Owing to limitations in the values of α, λ, and N based on the physical properties of light, the limit of resolution of a light microscope using visible light is about 0.2 µm (200 nm). No matter how many times the image is magnified, a conventional light microscope can never resolve objects that are closer than about 0.2 µm apart or reveal details smaller than about 0.2 µm in size. However, some new and sophisticated technologies devised to “beat” this resolution barrier can resolve objects just a few nanometers apart; we discuss such super-resolution microscopes in a later section.
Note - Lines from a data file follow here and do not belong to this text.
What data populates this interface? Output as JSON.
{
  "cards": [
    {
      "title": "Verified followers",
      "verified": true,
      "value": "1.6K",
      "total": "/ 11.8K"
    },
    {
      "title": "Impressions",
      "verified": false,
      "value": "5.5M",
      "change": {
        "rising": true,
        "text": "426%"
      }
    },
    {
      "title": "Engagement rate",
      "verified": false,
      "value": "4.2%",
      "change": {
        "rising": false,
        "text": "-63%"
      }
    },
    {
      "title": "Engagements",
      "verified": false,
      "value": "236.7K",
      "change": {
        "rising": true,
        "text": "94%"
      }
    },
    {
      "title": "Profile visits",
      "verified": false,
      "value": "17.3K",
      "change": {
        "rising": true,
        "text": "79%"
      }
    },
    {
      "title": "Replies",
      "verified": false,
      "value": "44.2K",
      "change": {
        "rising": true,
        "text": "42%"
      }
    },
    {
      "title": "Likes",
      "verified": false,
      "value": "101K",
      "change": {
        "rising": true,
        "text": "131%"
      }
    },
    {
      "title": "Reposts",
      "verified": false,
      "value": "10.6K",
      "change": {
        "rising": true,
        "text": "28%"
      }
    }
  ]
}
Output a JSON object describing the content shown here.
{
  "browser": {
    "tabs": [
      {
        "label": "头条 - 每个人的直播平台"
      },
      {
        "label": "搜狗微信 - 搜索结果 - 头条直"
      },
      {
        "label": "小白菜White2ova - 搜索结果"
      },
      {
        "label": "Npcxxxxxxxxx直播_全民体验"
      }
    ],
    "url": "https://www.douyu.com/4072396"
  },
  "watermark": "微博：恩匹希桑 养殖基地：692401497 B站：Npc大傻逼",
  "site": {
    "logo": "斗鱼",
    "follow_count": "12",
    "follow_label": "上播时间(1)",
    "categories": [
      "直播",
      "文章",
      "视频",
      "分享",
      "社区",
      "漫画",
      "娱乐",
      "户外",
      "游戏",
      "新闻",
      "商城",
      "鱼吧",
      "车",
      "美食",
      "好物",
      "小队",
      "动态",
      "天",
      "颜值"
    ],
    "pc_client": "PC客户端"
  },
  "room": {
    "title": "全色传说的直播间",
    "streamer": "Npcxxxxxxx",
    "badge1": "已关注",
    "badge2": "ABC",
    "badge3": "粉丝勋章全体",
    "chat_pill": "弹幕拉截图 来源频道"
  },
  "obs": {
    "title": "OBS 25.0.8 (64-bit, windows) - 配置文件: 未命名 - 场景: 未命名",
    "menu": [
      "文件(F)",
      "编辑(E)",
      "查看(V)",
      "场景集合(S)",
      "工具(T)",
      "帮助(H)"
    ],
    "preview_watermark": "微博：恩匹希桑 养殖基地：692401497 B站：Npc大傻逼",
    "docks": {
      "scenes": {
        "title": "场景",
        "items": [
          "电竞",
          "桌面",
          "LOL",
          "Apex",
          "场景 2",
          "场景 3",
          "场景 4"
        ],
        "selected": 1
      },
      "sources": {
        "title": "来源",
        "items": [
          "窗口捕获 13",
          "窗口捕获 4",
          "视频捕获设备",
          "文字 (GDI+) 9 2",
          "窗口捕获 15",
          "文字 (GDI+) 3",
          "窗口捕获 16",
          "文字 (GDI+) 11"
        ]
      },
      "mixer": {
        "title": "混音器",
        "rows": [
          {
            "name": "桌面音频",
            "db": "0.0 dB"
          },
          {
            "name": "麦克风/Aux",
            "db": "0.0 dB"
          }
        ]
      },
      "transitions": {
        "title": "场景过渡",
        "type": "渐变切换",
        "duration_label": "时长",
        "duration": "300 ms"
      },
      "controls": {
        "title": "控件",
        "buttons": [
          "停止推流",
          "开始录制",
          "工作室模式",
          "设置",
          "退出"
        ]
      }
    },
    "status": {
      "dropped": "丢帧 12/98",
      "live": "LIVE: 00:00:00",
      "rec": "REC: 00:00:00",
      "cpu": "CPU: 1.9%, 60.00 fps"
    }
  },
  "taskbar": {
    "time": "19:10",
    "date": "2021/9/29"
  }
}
Despite its lack of resolution, a conventional microscope can track a single object to within a few nanometers. If we know the precise size and shape of an object—say, a 5-nm sphere of gold that is attached to an antibody that is in turn bound to a cell-surface protein on a live cell—and if we use a camera to rapidly take multiple digital images, then a computer can calculate the average position to reveal the center of the object to within a few nanometers. In this way, computer algorithms can be used to track a single object—in this case, the location and movement with time of a cell-surface protein labeled with the gold-tagged antibody—more precisely than would be possible based on the light microscope’s resolution alone. This technique has been used to measure nanometer-sized steps as molecules and vesicles move along cytoskeletal filaments (see Figures 17-28 and 17-29).